At this week’s monthly auction of FGN bonds, the DMO offered N100bn, secured a total bid of N149bn and raised N97bn (US$320m) from sales. At the previous auction, it rejected the vast majority of bids and so drove down the marginal rates by up to 144bps. This week the DMO launched a new benchmark for 10-year paper and the first 30-year bond in a highly successful operation. At the opening of yesterday’s session, investors entered the market to buy the new instruments. (The rate for the existing five-year benchmark rose by 100bps.)
- The local banks would appear to have stayed on the sidelines for the 30-year instrument because they were unsure how it would fly. They may have since changed their thinking. Indeed, we would expect to see good demand for this new benchmark at the next auction and beyond, given that it meets a core need of the PFAs.
- The DMO has given itself some room for manoeuvre. It has now raised N761bn competitively at auction since June, when the 2018 budget was signed off with a N790bn domestic financing target.
- The 2019 budget proposals are due to be examined by the Senate next week, according to the local media. They project deficit financing through borrowing of N1.68trn, divided equally between domestic and external sources.
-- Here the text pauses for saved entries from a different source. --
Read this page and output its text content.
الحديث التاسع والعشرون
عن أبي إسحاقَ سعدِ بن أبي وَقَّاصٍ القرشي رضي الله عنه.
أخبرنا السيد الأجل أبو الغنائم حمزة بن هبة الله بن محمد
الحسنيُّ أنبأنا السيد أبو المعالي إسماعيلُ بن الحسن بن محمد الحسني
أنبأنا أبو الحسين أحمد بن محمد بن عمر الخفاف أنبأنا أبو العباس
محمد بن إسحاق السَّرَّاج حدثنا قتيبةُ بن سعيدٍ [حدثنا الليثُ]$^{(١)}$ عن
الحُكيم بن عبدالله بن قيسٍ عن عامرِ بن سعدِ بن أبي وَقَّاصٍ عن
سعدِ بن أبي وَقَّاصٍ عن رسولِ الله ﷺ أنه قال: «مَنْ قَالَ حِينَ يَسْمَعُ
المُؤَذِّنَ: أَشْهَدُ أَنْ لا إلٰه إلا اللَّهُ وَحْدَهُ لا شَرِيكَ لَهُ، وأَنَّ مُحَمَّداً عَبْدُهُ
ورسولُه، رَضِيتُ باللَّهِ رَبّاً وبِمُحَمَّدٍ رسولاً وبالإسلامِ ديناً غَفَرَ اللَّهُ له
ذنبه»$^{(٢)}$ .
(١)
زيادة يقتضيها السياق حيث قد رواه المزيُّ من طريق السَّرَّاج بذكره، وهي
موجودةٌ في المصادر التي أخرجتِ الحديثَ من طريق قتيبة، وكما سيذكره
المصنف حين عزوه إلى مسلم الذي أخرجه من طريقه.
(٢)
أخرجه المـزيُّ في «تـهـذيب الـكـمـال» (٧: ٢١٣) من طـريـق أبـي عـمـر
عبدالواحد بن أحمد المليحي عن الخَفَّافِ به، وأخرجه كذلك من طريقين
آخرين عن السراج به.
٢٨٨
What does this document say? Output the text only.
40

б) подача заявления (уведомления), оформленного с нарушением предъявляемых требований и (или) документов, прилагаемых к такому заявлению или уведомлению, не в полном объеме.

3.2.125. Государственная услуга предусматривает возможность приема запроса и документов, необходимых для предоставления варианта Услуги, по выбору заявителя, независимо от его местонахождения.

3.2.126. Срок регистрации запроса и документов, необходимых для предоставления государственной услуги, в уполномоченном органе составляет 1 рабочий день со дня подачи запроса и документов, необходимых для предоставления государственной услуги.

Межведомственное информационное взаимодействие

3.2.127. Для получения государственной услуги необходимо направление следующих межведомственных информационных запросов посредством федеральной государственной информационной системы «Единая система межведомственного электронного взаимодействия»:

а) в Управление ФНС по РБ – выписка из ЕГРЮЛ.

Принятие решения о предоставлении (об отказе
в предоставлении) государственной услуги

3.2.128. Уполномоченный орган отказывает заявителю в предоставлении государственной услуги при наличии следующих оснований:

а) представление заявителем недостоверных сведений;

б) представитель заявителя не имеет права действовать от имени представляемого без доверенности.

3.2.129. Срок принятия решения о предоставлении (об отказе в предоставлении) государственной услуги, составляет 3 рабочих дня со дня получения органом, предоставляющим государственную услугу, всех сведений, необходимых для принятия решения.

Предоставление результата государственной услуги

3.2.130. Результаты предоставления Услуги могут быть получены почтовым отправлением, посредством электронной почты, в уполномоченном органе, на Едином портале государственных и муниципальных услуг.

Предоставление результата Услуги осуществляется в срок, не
Sales and demand at FGN bond auctions (N bn)
Sources: Debt Management Office (DMO); FBNQuest Capital Research
- The DMO can do no more than hit the funding targets it is set. Budgets can sometimes overshoot, however: so in the first nine months of 2018, the FGN deficit of N2.51trn was covered to the extent of N910bn by domestic and external borrowing through the DMO, leaving N1.60trn “unfunded”. The position will look less dire in the full-year figures due to Eurobond sales of US$2.8bn in November as well as the second N100bn sukuk.